Des mesures contestées par les syndicats
Dans un texte commun, la CFDT, la CGT, FO, la CFE-CGC, la CFTC, Unsa, la FSU et Solidaires ont choisi la voie de la fermeté. Ils exigent l’abandon complet du plan d’économies présenté cet été. Cela inclut le doublement des franchises médicales, la suppression de 3 000 postes de fonctionnaires et la réforme de l’assurance chômage. Ils requièrent également la remise en cause du statut du 1er Mai comme jour férié et chômé.
Les organisations affirment que ces mesures fragiliseraient les services publics et accentueraient les inégalités sociales. Elles sollicitent également une réforme fiscale plus juste et un meilleur partage de l’effort budgétaire.
Le gouvernement tente d’apaiser les tensions
De son côté, le gouvernement ne ferme pas la porte. Le Premier ministre s’est engagé à recevoir de nouveau les syndicats dans les prochains jours, selon un communiqué publié par ses services. Il assure que les revendications pour plus de justice sociale et fiscale figurent déjà "au cœur" des consultations menées avec les acteurs politiques et syndicaux.

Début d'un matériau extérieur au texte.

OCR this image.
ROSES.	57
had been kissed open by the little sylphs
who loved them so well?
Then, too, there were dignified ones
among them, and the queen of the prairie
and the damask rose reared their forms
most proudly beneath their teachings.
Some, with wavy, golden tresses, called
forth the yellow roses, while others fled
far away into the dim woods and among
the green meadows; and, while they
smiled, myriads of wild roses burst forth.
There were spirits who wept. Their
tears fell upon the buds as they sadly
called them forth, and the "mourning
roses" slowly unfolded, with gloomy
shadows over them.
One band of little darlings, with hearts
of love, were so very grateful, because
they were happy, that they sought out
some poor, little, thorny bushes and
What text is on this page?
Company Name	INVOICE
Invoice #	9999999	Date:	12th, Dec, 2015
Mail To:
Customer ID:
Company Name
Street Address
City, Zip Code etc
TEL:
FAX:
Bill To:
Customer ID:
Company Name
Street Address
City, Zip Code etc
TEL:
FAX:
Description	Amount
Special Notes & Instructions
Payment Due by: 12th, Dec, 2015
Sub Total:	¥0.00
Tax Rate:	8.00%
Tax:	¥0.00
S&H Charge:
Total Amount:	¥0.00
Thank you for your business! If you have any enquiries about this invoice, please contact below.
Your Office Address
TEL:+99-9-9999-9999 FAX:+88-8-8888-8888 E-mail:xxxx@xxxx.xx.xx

Pour les syndicats, cette ouverture reste insuffisante. Ils considèrent que les coupes dans le service public, le gel des prestations sociales ou encore la désindexation des pensions de retraite demeurent à l’ordre du jour. L’annonce du renoncement à la suppression de deux jours fériés, pourtant très contestée, n’a pas calmé la mobilisation.